Thursday, September 28, 2017


I can hear some of my regular friends groaning already "Blue Hydrangeas?" Why on earth is he showing pictures of this most Maritime, most hackneyed and yet most loved Victorian matron. Just as a talking dog, or horse, merits some interest, a front garden planted thickly with Hydrangea macrophylla in Colorado's steppe climate is of more than passing interest. Ever since the "everblooming" sort was introduced a few years ago, I've seen them here and there around Denver. And I have to admit, I'm impressed with how they're doing.

You can be snobby all you want, but you have to admit this is a bit of a tour-de-force in our semi-arid climate! I wouldn't want to pay their water bill...

And now for a rather dramatic shift: not far from the hydrangeas, a large garden was recently refurbished consisting largely of this wonderful Southwestern tree yucca, Yucca rostrata. Rather different from hydrangeas in effect or culture...

The simple landscape complements the mid-century style home--and both are rather newish I would think...

Just a few more random shots: I enjoyed this immensely--the plant selection is as eclectic as the contrast of one home to the next...

You can tell I like beaked Yucca...

A few houses down and across the street I saw this pink shrub that gave me a start...turns out to be begonias...

I've enjoyed this simple garden of groundcovers--not much of a mowing bill here...

Slightly wild, but still fun...

This one has a bit of a xeriscape/rock garden in front. Cool!

There are too many of these: a giant house in an expensive neighborhood--the street trees are dead and the grass is stressed. Perhaps it's due for a re-landscape?

I've always loved this yard that consists entirely of lamb's ear (Stachys lanata, or S. byzantina)

And finally a xeric corner on a Hilltop mansion...notice the bonsai pine? And the red yucca and especially the Cylindropuntia davisii. this is not gardening as usual!

I've not been to every big city in America (yet) but I have not found another that grows quite the range--from blue hydrangeas to tree yuccas. I wished I'd photographed the giant rhododendrons I passed by this morning. And there are large evergreen magnolias in a few select gardens.
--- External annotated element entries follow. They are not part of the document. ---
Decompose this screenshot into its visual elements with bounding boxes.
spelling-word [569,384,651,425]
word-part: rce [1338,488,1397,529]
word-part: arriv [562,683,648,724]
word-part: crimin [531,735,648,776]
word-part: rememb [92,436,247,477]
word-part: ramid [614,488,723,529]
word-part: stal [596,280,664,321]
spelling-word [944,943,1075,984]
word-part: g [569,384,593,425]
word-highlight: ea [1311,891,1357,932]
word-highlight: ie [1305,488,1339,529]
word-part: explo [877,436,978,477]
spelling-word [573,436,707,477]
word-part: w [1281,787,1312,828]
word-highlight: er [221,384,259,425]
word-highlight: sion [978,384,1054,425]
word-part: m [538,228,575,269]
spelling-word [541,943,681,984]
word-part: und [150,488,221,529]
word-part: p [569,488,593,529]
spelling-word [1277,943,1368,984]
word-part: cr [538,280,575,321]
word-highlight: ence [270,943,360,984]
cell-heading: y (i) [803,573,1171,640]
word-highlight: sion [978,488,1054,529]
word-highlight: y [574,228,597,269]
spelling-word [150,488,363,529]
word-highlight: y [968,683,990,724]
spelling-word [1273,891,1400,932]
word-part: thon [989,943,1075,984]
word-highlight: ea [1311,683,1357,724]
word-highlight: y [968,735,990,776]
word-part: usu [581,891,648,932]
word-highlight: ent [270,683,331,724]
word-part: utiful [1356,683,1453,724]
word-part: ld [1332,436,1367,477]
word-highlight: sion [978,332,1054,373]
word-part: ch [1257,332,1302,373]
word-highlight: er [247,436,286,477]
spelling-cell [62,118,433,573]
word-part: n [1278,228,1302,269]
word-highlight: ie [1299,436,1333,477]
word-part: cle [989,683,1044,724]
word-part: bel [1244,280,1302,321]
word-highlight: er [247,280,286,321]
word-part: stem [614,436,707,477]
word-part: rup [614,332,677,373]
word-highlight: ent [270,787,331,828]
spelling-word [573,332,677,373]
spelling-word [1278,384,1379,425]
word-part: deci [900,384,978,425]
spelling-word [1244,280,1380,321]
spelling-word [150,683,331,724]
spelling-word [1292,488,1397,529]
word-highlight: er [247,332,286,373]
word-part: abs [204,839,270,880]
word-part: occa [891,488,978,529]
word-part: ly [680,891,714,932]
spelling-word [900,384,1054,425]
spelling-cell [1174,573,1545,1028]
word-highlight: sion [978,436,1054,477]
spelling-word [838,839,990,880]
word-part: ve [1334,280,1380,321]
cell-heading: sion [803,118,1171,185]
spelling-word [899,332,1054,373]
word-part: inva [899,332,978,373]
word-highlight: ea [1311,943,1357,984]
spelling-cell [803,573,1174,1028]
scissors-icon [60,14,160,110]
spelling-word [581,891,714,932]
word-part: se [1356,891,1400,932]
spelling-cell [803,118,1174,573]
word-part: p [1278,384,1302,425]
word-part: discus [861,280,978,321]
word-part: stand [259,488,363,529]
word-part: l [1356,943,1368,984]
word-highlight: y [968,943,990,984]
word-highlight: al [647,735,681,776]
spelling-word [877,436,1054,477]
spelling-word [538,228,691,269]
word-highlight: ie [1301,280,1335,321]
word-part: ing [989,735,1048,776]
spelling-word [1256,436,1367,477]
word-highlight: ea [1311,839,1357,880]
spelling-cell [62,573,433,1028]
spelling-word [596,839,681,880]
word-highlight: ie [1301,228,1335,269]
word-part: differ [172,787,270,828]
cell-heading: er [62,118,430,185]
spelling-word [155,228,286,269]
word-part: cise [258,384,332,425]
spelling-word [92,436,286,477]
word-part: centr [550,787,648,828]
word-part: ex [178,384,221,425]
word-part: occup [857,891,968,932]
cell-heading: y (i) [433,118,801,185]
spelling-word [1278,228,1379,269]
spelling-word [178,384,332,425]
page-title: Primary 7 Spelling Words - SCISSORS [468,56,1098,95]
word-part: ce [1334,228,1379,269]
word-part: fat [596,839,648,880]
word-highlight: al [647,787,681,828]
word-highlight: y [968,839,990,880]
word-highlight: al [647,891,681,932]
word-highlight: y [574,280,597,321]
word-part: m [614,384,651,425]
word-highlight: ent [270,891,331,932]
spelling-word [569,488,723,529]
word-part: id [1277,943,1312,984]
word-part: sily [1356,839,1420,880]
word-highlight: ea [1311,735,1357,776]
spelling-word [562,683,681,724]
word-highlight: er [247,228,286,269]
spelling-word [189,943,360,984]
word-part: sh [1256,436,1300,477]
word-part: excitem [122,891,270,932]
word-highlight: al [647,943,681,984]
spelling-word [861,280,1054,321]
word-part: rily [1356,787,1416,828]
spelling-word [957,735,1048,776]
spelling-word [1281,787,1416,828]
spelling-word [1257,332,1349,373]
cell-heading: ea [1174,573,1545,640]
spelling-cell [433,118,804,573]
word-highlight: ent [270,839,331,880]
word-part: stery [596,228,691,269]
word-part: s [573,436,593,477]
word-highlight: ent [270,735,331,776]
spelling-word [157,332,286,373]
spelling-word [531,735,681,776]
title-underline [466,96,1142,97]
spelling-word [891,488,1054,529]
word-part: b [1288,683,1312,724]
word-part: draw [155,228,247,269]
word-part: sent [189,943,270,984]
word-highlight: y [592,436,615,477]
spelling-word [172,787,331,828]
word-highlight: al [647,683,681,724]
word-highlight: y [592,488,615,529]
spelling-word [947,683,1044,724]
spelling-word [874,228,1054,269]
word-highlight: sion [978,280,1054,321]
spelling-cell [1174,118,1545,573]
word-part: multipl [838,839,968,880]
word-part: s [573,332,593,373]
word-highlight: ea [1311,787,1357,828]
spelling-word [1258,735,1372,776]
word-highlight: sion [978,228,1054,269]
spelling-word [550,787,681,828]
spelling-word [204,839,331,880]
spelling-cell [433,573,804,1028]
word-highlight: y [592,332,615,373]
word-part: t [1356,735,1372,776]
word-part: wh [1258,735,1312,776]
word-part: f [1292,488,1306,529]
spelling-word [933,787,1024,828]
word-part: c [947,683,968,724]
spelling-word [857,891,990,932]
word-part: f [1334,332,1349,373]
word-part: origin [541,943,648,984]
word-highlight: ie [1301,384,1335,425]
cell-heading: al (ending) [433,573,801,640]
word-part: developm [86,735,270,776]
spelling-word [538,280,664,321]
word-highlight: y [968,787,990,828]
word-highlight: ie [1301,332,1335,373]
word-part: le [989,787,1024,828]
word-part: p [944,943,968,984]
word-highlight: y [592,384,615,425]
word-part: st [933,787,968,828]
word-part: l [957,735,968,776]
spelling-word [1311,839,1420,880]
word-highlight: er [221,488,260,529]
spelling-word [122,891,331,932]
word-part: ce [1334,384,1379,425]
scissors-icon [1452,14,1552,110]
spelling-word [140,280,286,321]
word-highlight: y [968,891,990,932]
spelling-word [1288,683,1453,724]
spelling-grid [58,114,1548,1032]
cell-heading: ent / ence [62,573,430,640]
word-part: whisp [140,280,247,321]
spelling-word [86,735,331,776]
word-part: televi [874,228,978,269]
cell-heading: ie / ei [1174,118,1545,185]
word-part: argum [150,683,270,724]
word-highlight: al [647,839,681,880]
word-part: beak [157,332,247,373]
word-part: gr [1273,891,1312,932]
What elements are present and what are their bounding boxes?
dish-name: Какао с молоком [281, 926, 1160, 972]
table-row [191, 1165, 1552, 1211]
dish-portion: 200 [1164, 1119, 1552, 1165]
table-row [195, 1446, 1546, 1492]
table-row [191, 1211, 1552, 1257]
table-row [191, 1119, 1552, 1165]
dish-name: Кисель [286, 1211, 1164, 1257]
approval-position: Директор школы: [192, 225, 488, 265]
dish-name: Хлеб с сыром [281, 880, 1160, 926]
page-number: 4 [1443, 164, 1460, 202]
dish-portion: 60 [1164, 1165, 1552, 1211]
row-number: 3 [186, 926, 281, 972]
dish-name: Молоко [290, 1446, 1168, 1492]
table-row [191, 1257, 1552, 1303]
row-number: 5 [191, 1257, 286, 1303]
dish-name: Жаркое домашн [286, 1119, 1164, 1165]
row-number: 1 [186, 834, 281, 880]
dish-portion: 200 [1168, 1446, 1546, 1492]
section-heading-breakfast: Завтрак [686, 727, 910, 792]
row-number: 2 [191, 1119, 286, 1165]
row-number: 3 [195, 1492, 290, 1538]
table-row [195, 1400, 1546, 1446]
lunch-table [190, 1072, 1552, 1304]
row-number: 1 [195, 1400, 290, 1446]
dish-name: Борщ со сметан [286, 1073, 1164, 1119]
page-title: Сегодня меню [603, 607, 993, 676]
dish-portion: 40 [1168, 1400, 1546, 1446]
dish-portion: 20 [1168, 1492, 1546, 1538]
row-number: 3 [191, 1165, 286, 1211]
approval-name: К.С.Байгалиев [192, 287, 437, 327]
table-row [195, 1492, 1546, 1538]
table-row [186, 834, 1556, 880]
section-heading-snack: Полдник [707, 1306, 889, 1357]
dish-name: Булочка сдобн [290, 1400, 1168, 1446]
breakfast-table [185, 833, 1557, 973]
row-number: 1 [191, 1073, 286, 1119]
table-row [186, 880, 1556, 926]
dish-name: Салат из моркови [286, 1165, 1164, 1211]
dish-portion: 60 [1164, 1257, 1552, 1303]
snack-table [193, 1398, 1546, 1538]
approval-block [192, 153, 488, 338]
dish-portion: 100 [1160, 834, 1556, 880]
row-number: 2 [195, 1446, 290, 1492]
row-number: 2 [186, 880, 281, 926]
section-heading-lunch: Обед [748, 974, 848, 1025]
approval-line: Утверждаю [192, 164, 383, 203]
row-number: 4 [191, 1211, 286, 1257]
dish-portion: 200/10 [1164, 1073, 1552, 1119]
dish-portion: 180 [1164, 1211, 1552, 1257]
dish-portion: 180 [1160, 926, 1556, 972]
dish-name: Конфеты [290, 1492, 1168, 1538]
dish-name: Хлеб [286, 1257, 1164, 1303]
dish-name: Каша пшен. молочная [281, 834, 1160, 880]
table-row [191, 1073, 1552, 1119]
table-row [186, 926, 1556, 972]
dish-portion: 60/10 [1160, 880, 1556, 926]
Denver, I love you! You are indeed the city eclectic (or eclecticity for short). If that words not trademarked yet, I better get on the stick.


  1. I enjoy looking at other landscapes. It is interesting when one in a neighborhood creates a planting that makes you stop and look. Fun.

  2. Now I know where you were. One of which was Dorothy's family home with Dorothy's late sister-inspired garden.

  3. I suspected as much, Jim (I know where YOU are too!)'s a wonderful house with a fabulous history (and some wonderful trees too!) that neighborhood. #1 Champion English oak is nearby...I should take you to it!

  4. The garden of groundcovers and graceful tree is most appealing to me by far -- not least because the small scale of the house is so much more comfortable.